Il releva la tête. Marine retira sa main. Il la regarda avec tout l’amour dont il était capable.
« Merci, merci, vous m’avez donné la vie. Vous tous. Je regrette juste que Léo ne soit pas là. Vous lui expliquerez ce que je vous ai dit. Vous saurez le faire, j’en suis certain. J’ai été long à comprendre l’importance de cette année, l’importance de notre rencontre. Je n’oublierai jamais. Je sais ce qu’est l’amour maintenant. Il n’y a que les enfants qui savent le donner. Par pitié, ne disparaissez pas, restez vous-mêmes, ne vous oubliez pas, ne vous abandonnez pas à la faiblesse des adultes. Vous possédez la seule issue à ce monde. C’est l’amour. Juste l’amour. Pas celui des adultes. Celui-là est faux. Il n’a pas de cœur, il n’a qu’une raison. Et se faire une raison à aimer, c’est le contraire de l’amour. L’amour n’a aucune règle. Il est la liberté. La seule avec la mort. »

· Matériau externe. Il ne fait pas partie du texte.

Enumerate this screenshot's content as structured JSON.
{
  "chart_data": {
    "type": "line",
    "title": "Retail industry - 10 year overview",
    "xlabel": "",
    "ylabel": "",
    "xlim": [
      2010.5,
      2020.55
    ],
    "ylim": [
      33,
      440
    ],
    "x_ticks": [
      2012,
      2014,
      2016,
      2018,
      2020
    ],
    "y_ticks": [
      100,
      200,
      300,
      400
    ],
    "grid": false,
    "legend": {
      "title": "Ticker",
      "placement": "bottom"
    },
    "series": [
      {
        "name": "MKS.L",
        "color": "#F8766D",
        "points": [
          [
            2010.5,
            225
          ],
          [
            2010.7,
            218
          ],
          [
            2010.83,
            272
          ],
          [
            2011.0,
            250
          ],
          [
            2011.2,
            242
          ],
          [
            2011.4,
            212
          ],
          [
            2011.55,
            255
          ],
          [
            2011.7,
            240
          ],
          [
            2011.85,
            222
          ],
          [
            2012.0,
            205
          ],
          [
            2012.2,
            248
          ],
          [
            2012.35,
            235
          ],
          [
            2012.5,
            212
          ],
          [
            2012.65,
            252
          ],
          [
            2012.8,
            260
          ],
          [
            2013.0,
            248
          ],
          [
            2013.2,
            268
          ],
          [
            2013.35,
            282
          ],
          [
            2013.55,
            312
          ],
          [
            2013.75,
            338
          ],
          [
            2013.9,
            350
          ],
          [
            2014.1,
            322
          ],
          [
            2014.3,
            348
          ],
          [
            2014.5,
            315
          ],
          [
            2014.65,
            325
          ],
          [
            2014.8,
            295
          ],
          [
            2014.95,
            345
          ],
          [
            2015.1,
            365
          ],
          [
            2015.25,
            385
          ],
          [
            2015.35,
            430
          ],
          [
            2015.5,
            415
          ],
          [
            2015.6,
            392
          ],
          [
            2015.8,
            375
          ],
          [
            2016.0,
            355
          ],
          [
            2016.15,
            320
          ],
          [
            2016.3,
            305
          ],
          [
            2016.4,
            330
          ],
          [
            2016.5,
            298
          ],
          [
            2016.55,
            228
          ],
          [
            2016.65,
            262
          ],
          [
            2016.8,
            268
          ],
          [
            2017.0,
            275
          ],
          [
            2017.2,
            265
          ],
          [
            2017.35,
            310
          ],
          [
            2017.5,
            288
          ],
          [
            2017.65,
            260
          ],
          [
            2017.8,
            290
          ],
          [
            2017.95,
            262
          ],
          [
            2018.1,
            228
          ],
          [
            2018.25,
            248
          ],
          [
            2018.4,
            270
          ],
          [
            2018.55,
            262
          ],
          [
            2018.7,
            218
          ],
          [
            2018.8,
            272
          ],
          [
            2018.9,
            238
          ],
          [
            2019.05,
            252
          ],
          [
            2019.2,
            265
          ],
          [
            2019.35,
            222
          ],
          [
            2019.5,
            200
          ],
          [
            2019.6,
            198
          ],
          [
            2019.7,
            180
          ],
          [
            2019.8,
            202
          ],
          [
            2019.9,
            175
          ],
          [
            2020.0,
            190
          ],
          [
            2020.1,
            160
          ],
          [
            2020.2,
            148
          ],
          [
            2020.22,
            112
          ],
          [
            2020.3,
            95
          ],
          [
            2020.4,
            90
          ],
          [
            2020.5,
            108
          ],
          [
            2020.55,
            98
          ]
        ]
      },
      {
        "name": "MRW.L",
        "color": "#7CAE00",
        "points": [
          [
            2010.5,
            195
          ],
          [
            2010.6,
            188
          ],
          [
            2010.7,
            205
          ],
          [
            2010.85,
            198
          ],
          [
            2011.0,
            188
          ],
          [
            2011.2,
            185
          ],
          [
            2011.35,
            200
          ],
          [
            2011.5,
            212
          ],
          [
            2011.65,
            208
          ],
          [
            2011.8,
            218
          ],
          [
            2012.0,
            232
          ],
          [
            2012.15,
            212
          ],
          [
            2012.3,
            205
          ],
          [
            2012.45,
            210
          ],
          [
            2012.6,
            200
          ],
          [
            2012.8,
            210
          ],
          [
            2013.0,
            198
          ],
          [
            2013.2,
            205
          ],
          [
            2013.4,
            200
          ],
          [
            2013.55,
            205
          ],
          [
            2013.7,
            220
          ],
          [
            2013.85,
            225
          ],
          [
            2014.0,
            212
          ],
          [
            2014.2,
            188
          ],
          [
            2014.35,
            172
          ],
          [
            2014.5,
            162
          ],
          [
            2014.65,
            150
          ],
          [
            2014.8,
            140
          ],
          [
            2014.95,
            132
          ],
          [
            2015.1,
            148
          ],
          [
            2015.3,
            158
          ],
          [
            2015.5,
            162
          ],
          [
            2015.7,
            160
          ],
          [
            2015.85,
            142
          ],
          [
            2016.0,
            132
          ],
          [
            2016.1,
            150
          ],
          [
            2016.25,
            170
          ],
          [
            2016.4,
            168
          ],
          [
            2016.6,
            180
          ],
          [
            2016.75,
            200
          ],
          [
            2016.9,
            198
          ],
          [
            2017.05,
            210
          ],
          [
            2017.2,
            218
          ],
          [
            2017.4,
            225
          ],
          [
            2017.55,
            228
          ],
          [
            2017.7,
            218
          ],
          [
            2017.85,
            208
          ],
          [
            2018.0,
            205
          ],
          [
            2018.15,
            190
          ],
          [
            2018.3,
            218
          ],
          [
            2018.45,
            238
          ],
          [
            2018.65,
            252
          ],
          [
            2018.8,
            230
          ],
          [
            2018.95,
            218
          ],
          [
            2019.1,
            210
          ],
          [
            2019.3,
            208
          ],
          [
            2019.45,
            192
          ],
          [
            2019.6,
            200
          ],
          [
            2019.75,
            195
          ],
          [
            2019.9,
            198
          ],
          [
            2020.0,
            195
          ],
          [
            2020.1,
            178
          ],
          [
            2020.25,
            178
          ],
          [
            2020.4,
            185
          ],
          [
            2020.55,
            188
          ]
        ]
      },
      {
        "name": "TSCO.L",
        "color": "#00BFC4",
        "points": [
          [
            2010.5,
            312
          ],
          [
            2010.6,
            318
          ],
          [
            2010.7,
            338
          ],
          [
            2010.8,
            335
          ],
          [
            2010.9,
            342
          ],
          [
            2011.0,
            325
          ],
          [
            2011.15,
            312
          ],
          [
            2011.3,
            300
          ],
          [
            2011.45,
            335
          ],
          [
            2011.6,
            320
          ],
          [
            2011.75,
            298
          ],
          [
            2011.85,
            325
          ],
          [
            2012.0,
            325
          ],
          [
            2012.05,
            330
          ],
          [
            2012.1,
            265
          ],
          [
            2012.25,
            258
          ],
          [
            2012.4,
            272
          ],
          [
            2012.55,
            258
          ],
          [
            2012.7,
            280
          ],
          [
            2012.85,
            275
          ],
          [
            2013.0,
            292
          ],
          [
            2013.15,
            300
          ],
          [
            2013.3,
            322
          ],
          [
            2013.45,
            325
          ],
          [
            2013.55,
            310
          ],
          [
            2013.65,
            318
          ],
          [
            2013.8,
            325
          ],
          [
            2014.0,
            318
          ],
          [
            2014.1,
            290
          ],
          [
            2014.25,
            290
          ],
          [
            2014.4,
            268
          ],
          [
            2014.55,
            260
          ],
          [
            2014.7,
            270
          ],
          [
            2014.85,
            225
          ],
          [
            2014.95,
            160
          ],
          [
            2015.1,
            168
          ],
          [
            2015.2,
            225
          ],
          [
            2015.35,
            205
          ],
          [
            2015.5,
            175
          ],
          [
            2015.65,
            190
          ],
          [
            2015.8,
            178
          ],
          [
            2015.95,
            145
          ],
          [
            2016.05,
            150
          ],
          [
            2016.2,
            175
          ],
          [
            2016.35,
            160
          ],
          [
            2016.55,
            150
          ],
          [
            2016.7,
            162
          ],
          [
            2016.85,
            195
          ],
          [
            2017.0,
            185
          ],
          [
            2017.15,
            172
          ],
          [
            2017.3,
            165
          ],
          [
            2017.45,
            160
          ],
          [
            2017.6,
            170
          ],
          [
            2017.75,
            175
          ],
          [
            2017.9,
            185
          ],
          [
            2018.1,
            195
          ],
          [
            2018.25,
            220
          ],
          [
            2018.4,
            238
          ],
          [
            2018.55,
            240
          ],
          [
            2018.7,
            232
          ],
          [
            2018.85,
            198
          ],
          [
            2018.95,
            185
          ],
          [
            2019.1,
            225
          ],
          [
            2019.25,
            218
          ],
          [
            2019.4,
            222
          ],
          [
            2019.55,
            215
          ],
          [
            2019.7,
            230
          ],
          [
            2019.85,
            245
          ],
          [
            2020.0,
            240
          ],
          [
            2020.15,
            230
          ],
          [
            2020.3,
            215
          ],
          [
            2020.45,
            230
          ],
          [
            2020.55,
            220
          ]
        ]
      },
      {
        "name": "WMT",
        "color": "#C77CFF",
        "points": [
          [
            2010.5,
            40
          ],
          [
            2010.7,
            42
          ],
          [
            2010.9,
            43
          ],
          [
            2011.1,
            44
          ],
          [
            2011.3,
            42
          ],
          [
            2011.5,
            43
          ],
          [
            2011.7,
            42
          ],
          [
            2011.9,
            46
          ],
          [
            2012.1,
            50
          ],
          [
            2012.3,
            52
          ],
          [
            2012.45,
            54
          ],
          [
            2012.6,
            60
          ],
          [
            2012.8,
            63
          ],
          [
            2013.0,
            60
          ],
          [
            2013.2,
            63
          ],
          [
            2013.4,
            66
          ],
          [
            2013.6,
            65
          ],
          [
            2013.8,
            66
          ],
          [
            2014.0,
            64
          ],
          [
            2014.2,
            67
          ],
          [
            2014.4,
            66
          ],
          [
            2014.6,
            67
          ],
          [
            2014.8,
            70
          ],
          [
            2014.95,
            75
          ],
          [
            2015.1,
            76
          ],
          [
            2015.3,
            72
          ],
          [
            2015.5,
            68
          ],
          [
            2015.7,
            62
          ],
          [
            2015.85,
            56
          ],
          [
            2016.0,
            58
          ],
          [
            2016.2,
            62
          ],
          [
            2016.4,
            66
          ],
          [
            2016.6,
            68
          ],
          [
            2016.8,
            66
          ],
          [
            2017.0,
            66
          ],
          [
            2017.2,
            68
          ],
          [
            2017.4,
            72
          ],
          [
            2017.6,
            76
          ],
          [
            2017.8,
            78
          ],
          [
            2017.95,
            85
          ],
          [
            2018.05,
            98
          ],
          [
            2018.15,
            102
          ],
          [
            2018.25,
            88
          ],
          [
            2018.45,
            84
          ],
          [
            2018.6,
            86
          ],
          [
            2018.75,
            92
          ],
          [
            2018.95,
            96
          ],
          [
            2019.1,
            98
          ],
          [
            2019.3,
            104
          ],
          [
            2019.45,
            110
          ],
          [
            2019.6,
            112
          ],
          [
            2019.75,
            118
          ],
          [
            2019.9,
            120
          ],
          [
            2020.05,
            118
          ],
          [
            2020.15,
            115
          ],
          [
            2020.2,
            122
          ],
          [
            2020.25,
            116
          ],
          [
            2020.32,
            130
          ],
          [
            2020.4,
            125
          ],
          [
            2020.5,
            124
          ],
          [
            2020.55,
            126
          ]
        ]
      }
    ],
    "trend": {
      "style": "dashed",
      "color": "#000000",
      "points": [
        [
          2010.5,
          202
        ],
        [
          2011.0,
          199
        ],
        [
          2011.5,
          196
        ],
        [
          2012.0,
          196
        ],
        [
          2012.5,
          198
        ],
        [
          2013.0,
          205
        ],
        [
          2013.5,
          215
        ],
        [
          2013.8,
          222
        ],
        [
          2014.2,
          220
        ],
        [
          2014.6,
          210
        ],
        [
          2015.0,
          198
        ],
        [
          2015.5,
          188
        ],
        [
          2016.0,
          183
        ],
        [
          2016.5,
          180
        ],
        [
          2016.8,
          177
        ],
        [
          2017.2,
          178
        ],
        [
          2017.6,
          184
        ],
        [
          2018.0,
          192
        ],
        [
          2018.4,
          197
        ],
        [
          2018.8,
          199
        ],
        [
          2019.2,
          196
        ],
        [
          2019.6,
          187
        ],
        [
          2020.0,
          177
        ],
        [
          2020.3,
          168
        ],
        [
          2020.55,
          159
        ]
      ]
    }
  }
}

Quand le calme fut revenu, que les douleurs aiguës eurent abandonné son corps fatigué, il pensa combien Birgitt et Yolanda avaient su préserver leurs âmes d’enfants, combien la joie qui les habitait était restée pure, spontanée, communicative. Il aimait deux enfants dans deux corps de femmes. Elles n’avaient jamais perdu l’envie de découvrir, de jouer, de rire, d’apprendre, de donner de l’amour, à chaque jour, et de vivre dans la beauté. Et dans le calme, comme un petit enfant solitaire assis dans un coin et qui invente avec un bout de bois, un caillou brillant, une peluche adorée, une vie belle et douce, joyeuse et animée."